Here are some other things of this past year that stand out:
- A January day in 65-degree weather, spent with Bill and Genie during Kalamazoo Beer Fest. Thumbs up!
- Dan and Rosalind’s wedding. A small ceremony with the bride’s mother calling out, “Kiss the bride!” The privilege to be a witness to such joy? Yes, I am grateful.
- To find the Kamm’s seated behind me at a White Sox blowout of the Twins? A wonderment for which I am grateful. (Confession: it happened in 2012.)
- The hiring of a new Executive Director for Christos Center for Spiritual Formation that withstood a painstaking discernment process and owning some awkward and hurtful realizations? Our Board did good work, the reward is still developing with astonishment by all. Yes, I am very grateful.

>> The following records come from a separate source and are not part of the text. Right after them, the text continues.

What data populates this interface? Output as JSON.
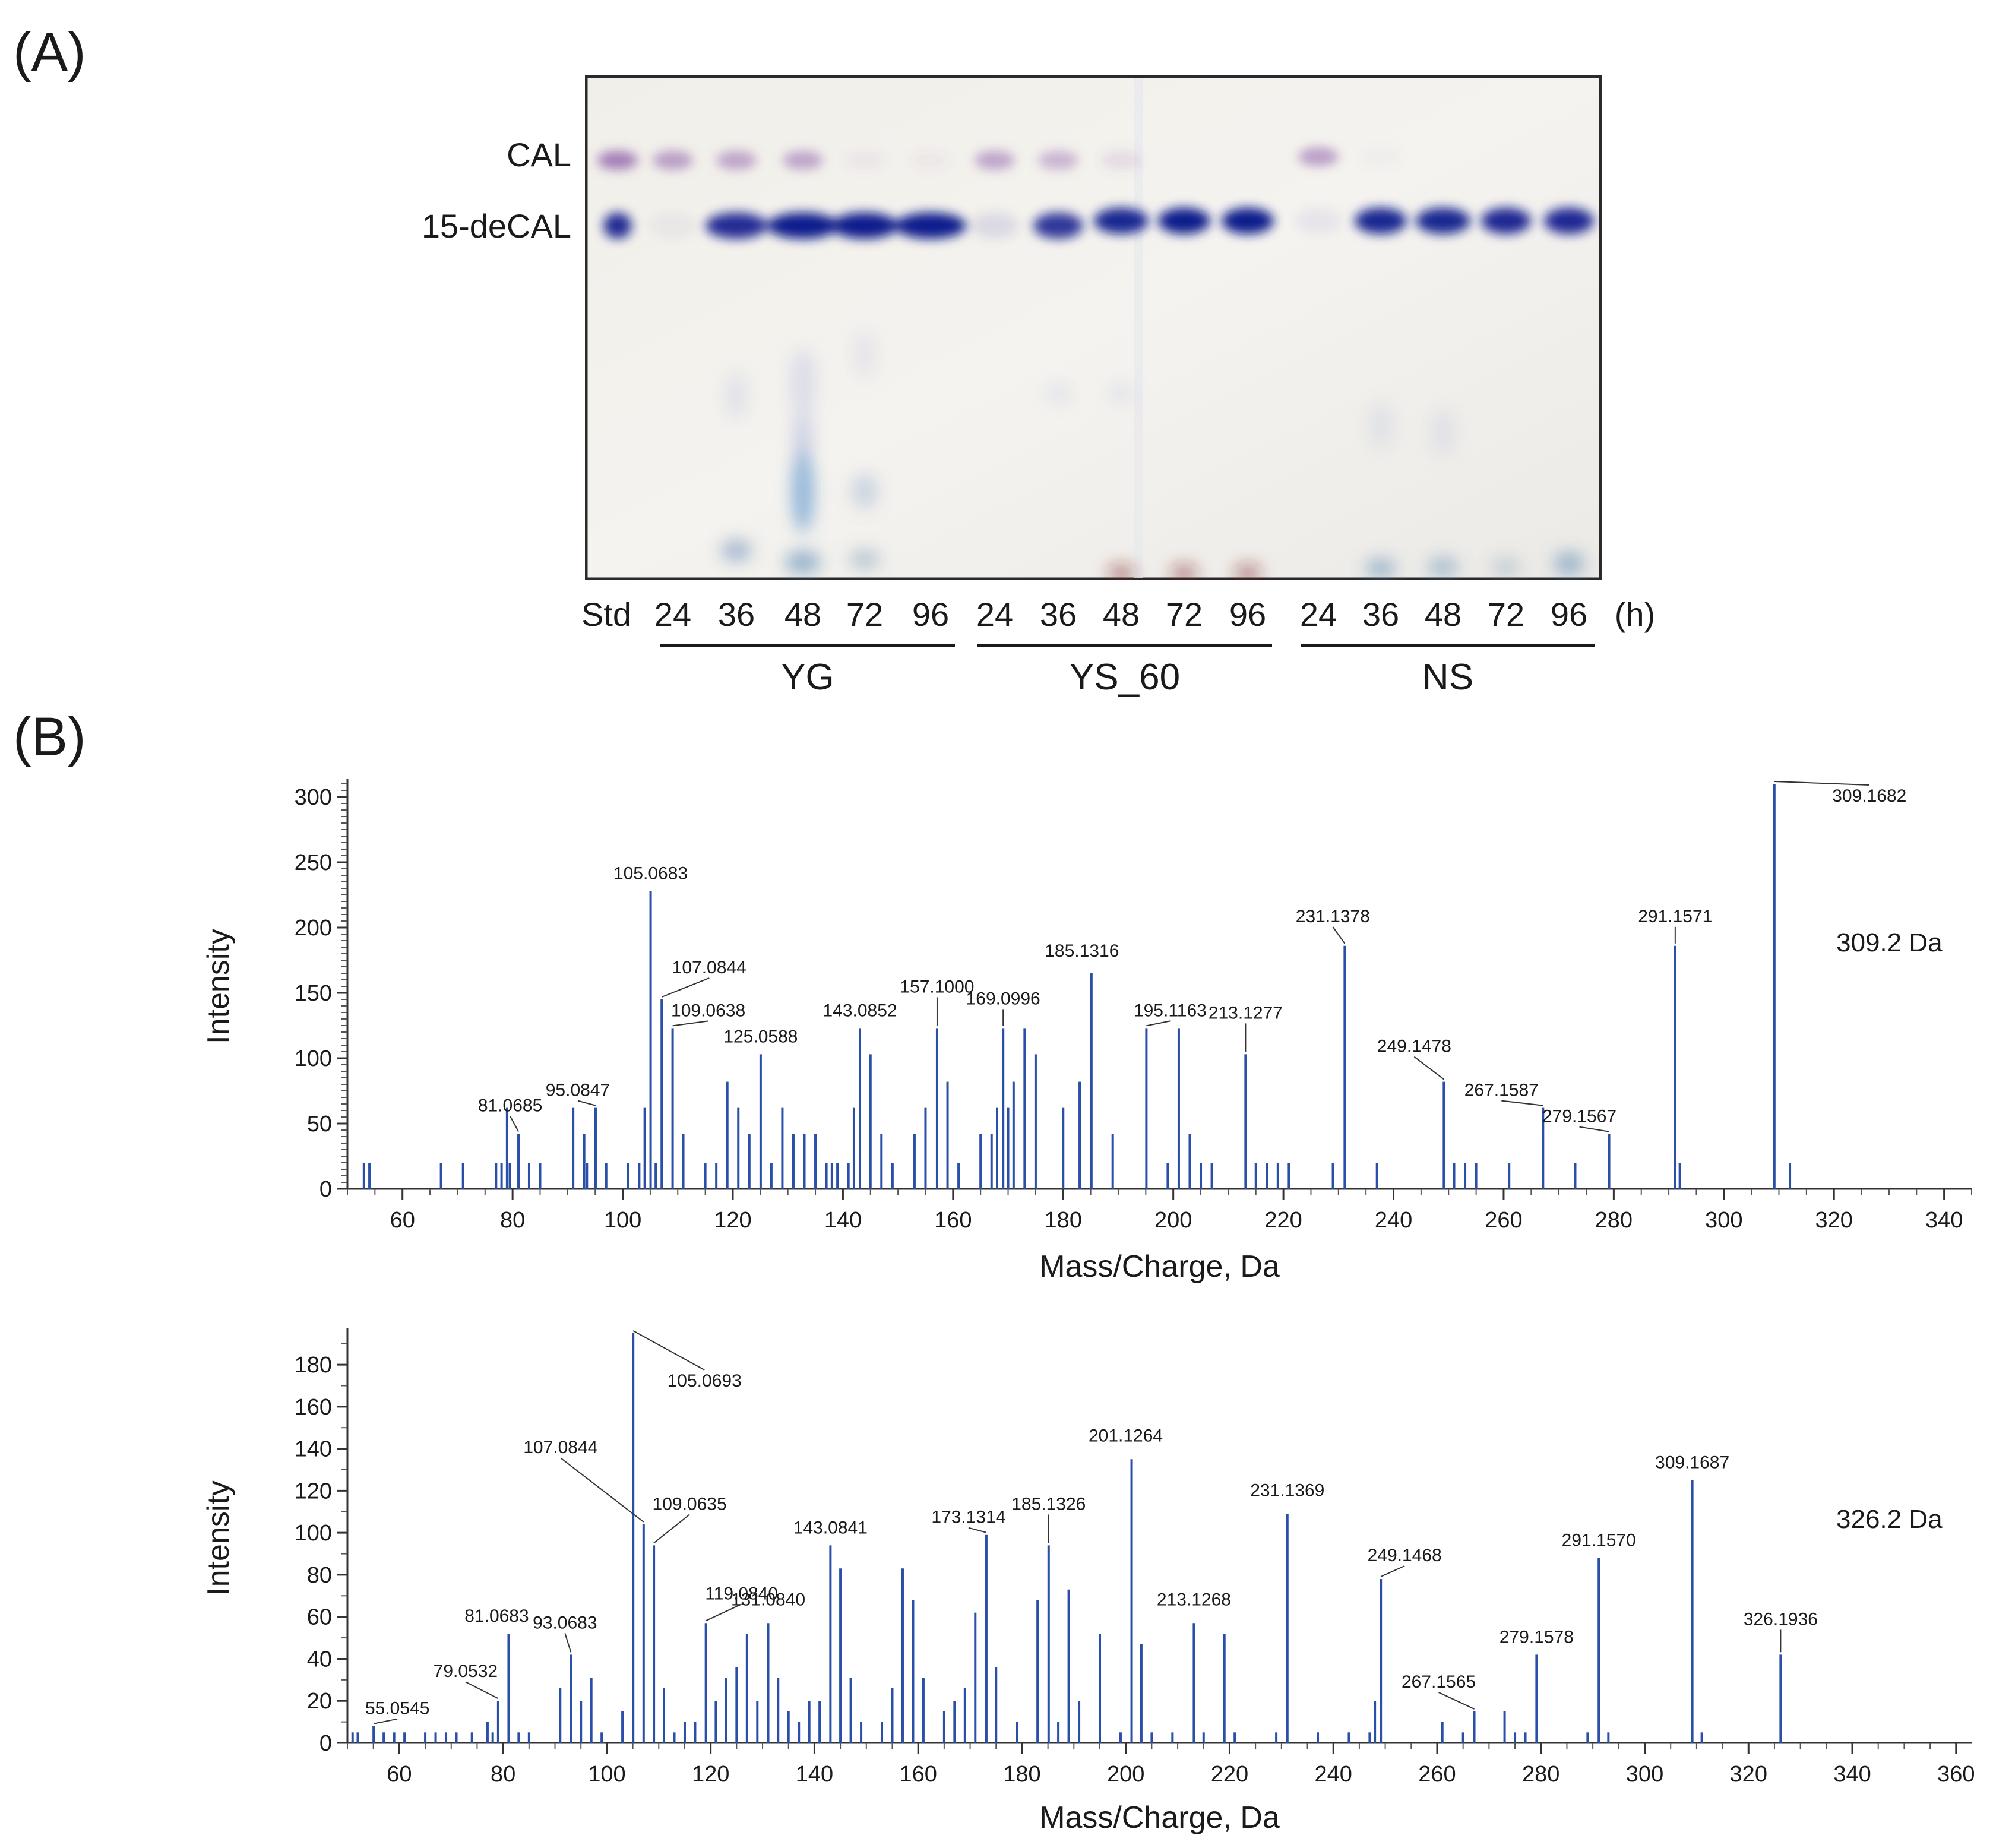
{
  "panel_a": {
    "label": "(A)",
    "band_labels": [
      "CAL",
      "15-deCAL"
    ],
    "std_label": "Std",
    "lanes": [
      "24",
      "36",
      "48",
      "72",
      "96",
      "24",
      "36",
      "48",
      "72",
      "96",
      "24",
      "36",
      "48",
      "72",
      "96"
    ],
    "unit": "(h)",
    "groups": [
      "YG",
      "YS_60",
      "NS"
    ]
  },
  "panel_b": {
    "label": "(B)"
  },
  "chart_data": [
    {
      "type": "bar",
      "title": "309.2 Da",
      "xlabel": "Mass/Charge, Da",
      "ylabel": "Intensity",
      "xlim": [
        50,
        345
      ],
      "ylim": [
        0,
        310
      ],
      "xticks": [
        60,
        80,
        100,
        120,
        140,
        160,
        180,
        200,
        220,
        240,
        260,
        280,
        300,
        320,
        340
      ],
      "yticks": [
        0,
        50,
        100,
        150,
        200,
        250,
        300
      ],
      "peaks": [
        {
          "mz": 53,
          "i": 20
        },
        {
          "mz": 54,
          "i": 20
        },
        {
          "mz": 67,
          "i": 20
        },
        {
          "mz": 71,
          "i": 20
        },
        {
          "mz": 77,
          "i": 20
        },
        {
          "mz": 78,
          "i": 20
        },
        {
          "mz": 79,
          "i": 62
        },
        {
          "mz": 79.5,
          "i": 20
        },
        {
          "mz": 81.0685,
          "i": 42,
          "label": "81.0685"
        },
        {
          "mz": 83,
          "i": 20
        },
        {
          "mz": 85,
          "i": 20
        },
        {
          "mz": 91,
          "i": 62
        },
        {
          "mz": 93,
          "i": 42
        },
        {
          "mz": 93.5,
          "i": 20
        },
        {
          "mz": 95.0847,
          "i": 62,
          "label": "95.0847"
        },
        {
          "mz": 97,
          "i": 20
        },
        {
          "mz": 101,
          "i": 20
        },
        {
          "mz": 103,
          "i": 20
        },
        {
          "mz": 104,
          "i": 62
        },
        {
          "mz": 105.0683,
          "i": 228,
          "label": "105.0683"
        },
        {
          "mz": 106,
          "i": 20
        },
        {
          "mz": 107.0844,
          "i": 145,
          "label": "107.0844"
        },
        {
          "mz": 109.0638,
          "i": 123,
          "label": "109.0638"
        },
        {
          "mz": 111,
          "i": 42
        },
        {
          "mz": 115,
          "i": 20
        },
        {
          "mz": 117,
          "i": 20
        },
        {
          "mz": 119,
          "i": 82
        },
        {
          "mz": 121,
          "i": 62
        },
        {
          "mz": 123,
          "i": 42
        },
        {
          "mz": 125.0588,
          "i": 103,
          "label": "125.0588"
        },
        {
          "mz": 127,
          "i": 20
        },
        {
          "mz": 129,
          "i": 62
        },
        {
          "mz": 131,
          "i": 42
        },
        {
          "mz": 133,
          "i": 42
        },
        {
          "mz": 135,
          "i": 42
        },
        {
          "mz": 137,
          "i": 20
        },
        {
          "mz": 138,
          "i": 20
        },
        {
          "mz": 139,
          "i": 20
        },
        {
          "mz": 141,
          "i": 20
        },
        {
          "mz": 142,
          "i": 62
        },
        {
          "mz": 143.0852,
          "i": 123,
          "label": "143.0852"
        },
        {
          "mz": 145,
          "i": 103
        },
        {
          "mz": 147,
          "i": 42
        },
        {
          "mz": 149,
          "i": 20
        },
        {
          "mz": 153,
          "i": 42
        },
        {
          "mz": 155,
          "i": 62
        },
        {
          "mz": 157.1,
          "i": 123,
          "label": "157.1000"
        },
        {
          "mz": 159,
          "i": 82
        },
        {
          "mz": 161,
          "i": 20
        },
        {
          "mz": 165,
          "i": 42
        },
        {
          "mz": 167,
          "i": 42
        },
        {
          "mz": 168,
          "i": 62
        },
        {
          "mz": 169.0996,
          "i": 123,
          "label": "169.0996"
        },
        {
          "mz": 170,
          "i": 62
        },
        {
          "mz": 171,
          "i": 82
        },
        {
          "mz": 173,
          "i": 123
        },
        {
          "mz": 175,
          "i": 103
        },
        {
          "mz": 180,
          "i": 62
        },
        {
          "mz": 183,
          "i": 82
        },
        {
          "mz": 185.1316,
          "i": 165,
          "label": "185.1316"
        },
        {
          "mz": 189,
          "i": 42
        },
        {
          "mz": 195.1163,
          "i": 123,
          "label": "195.1163"
        },
        {
          "mz": 199,
          "i": 20
        },
        {
          "mz": 201,
          "i": 123
        },
        {
          "mz": 203,
          "i": 42
        },
        {
          "mz": 205,
          "i": 20
        },
        {
          "mz": 207,
          "i": 20
        },
        {
          "mz": 213.1277,
          "i": 103,
          "label": "213.1277"
        },
        {
          "mz": 215,
          "i": 20
        },
        {
          "mz": 217,
          "i": 20
        },
        {
          "mz": 219,
          "i": 20
        },
        {
          "mz": 221,
          "i": 20
        },
        {
          "mz": 229,
          "i": 20
        },
        {
          "mz": 231.1378,
          "i": 186,
          "label": "231.1378"
        },
        {
          "mz": 237,
          "i": 20
        },
        {
          "mz": 249.1478,
          "i": 82,
          "label": "249.1478"
        },
        {
          "mz": 251,
          "i": 20
        },
        {
          "mz": 253,
          "i": 20
        },
        {
          "mz": 255,
          "i": 20
        },
        {
          "mz": 261,
          "i": 20
        },
        {
          "mz": 267.1587,
          "i": 62,
          "label": "267.1587"
        },
        {
          "mz": 273,
          "i": 20
        },
        {
          "mz": 279.1567,
          "i": 42,
          "label": "279.1567"
        },
        {
          "mz": 291.1571,
          "i": 186,
          "label": "291.1571"
        },
        {
          "mz": 292,
          "i": 20
        },
        {
          "mz": 309.1682,
          "i": 310,
          "label": "309.1682"
        },
        {
          "mz": 312,
          "i": 20
        }
      ]
    },
    {
      "type": "bar",
      "title": "326.2 Da",
      "xlabel": "Mass/Charge, Da",
      "ylabel": "Intensity",
      "xlim": [
        50,
        363
      ],
      "ylim": [
        0,
        195
      ],
      "xticks": [
        60,
        80,
        100,
        120,
        140,
        160,
        180,
        200,
        220,
        240,
        260,
        280,
        300,
        320,
        340,
        360
      ],
      "yticks": [
        0,
        20,
        40,
        60,
        80,
        100,
        120,
        140,
        160,
        180
      ],
      "peaks": [
        {
          "mz": 51,
          "i": 5
        },
        {
          "mz": 52,
          "i": 5
        },
        {
          "mz": 55.0545,
          "i": 8,
          "label": "55.0545"
        },
        {
          "mz": 57,
          "i": 5
        },
        {
          "mz": 59,
          "i": 5
        },
        {
          "mz": 61,
          "i": 5
        },
        {
          "mz": 65,
          "i": 5
        },
        {
          "mz": 67,
          "i": 5
        },
        {
          "mz": 69,
          "i": 5
        },
        {
          "mz": 71,
          "i": 5
        },
        {
          "mz": 74,
          "i": 5
        },
        {
          "mz": 77,
          "i": 10
        },
        {
          "mz": 78,
          "i": 5
        },
        {
          "mz": 79.0532,
          "i": 20,
          "label": "79.0532"
        },
        {
          "mz": 81.0683,
          "i": 52,
          "label": "81.0683"
        },
        {
          "mz": 83,
          "i": 5
        },
        {
          "mz": 85,
          "i": 5
        },
        {
          "mz": 91,
          "i": 26
        },
        {
          "mz": 93.0683,
          "i": 42,
          "label": "93.0683"
        },
        {
          "mz": 95,
          "i": 20
        },
        {
          "mz": 97,
          "i": 31
        },
        {
          "mz": 99,
          "i": 5
        },
        {
          "mz": 103,
          "i": 15
        },
        {
          "mz": 105.0693,
          "i": 195,
          "label": "105.0693"
        },
        {
          "mz": 107.0844,
          "i": 104,
          "label": "107.0844"
        },
        {
          "mz": 109.0635,
          "i": 94,
          "label": "109.0635"
        },
        {
          "mz": 111,
          "i": 26
        },
        {
          "mz": 113,
          "i": 5
        },
        {
          "mz": 115,
          "i": 10
        },
        {
          "mz": 117,
          "i": 10
        },
        {
          "mz": 119.084,
          "i": 57,
          "label": "119.0840"
        },
        {
          "mz": 121,
          "i": 20
        },
        {
          "mz": 123,
          "i": 31
        },
        {
          "mz": 125,
          "i": 36
        },
        {
          "mz": 127,
          "i": 52
        },
        {
          "mz": 129,
          "i": 20
        },
        {
          "mz": 131.084,
          "i": 57,
          "label": "131.0840"
        },
        {
          "mz": 133,
          "i": 31
        },
        {
          "mz": 135,
          "i": 15
        },
        {
          "mz": 137,
          "i": 10
        },
        {
          "mz": 139,
          "i": 20
        },
        {
          "mz": 141,
          "i": 20
        },
        {
          "mz": 143.0841,
          "i": 94,
          "label": "143.0841"
        },
        {
          "mz": 145,
          "i": 83
        },
        {
          "mz": 147,
          "i": 31
        },
        {
          "mz": 149,
          "i": 10
        },
        {
          "mz": 153,
          "i": 10
        },
        {
          "mz": 155,
          "i": 26
        },
        {
          "mz": 157,
          "i": 83
        },
        {
          "mz": 159,
          "i": 68
        },
        {
          "mz": 161,
          "i": 31
        },
        {
          "mz": 165,
          "i": 15
        },
        {
          "mz": 167,
          "i": 20
        },
        {
          "mz": 169,
          "i": 26
        },
        {
          "mz": 171,
          "i": 62
        },
        {
          "mz": 173.1314,
          "i": 99,
          "label": "173.1314"
        },
        {
          "mz": 175,
          "i": 36
        },
        {
          "mz": 179,
          "i": 10
        },
        {
          "mz": 183,
          "i": 68
        },
        {
          "mz": 185.1326,
          "i": 94,
          "label": "185.1326"
        },
        {
          "mz": 187,
          "i": 10
        },
        {
          "mz": 189,
          "i": 73
        },
        {
          "mz": 191,
          "i": 20
        },
        {
          "mz": 195,
          "i": 52
        },
        {
          "mz": 199,
          "i": 5
        },
        {
          "mz": 201.1264,
          "i": 135,
          "label": "201.1264"
        },
        {
          "mz": 203,
          "i": 47
        },
        {
          "mz": 205,
          "i": 5
        },
        {
          "mz": 209,
          "i": 5
        },
        {
          "mz": 213.1268,
          "i": 57,
          "label": "213.1268"
        },
        {
          "mz": 215,
          "i": 5
        },
        {
          "mz": 219,
          "i": 52
        },
        {
          "mz": 221,
          "i": 5
        },
        {
          "mz": 229,
          "i": 5
        },
        {
          "mz": 231.1369,
          "i": 109,
          "label": "231.1369"
        },
        {
          "mz": 237,
          "i": 5
        },
        {
          "mz": 243,
          "i": 5
        },
        {
          "mz": 247,
          "i": 5
        },
        {
          "mz": 248,
          "i": 20
        },
        {
          "mz": 249.1468,
          "i": 78,
          "label": "249.1468"
        },
        {
          "mz": 261,
          "i": 10
        },
        {
          "mz": 265,
          "i": 5
        },
        {
          "mz": 267.1565,
          "i": 15,
          "label": "267.1565"
        },
        {
          "mz": 273,
          "i": 15
        },
        {
          "mz": 275,
          "i": 5
        },
        {
          "mz": 277,
          "i": 5
        },
        {
          "mz": 279.1578,
          "i": 42,
          "label": "279.1578"
        },
        {
          "mz": 289,
          "i": 5
        },
        {
          "mz": 291.157,
          "i": 88,
          "label": "291.1570"
        },
        {
          "mz": 293,
          "i": 5
        },
        {
          "mz": 309.1687,
          "i": 125,
          "label": "309.1687"
        },
        {
          "mz": 311,
          "i": 5
        },
        {
          "mz": 326.1936,
          "i": 42,
          "label": "326.1936"
        }
      ]
    }
  ]
}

- An August week in Michigan filled with marvelous happenstance as well as the hospitality of good friends in far places? I am grateful for Ed and Karen lending their house in Gobels that made so many more things to be grateful about happen.
- A stormy Friday night visit to the Church Street Brewery with Terrence and Chris, then off to Chris’s place in Elgin to open the box and play Firefly for the first time, finding it to be an excellent simulation. It’s good to be a geek!
- Helping my mother move into a smaller apartment with all of us realizing that we have to let go of the stuff of memories and still the memories remain. That this was her decision, not forced on her by circumstances? Here is gratitude at many levels.
- Brother Wayne took great care of Alex and Kim on their visit to the Tampa/Clearwater area this fall. Thanks, bro!
- An evening watching the Bears beat the Steelers while Father Albert offers remarks about Jay Cutler (“He means well.”), with so much laughter and comraderie. You bet, I’m grateful. (And grateful he was not present the night his Saints beat the Bears.)
- Hearing, “Oh, you’ve brought a different man with your this time!” from Sister ___ as Jessie and I walked into the Chiara Center in Springfield, where she has worked with Father Albert on training spiritual directors. It was my chance to see her overnight accommodations and the many assets the center provides. We also saw Gil Opferman play multiple roles in Monty Python’s Spamalot, and visit with Gil and Ann at their home. Again, many levels for gratitude all weekend long.
I would maintain that thanks are the highest form of thought, and that gratitude is happiness doubled by wonder.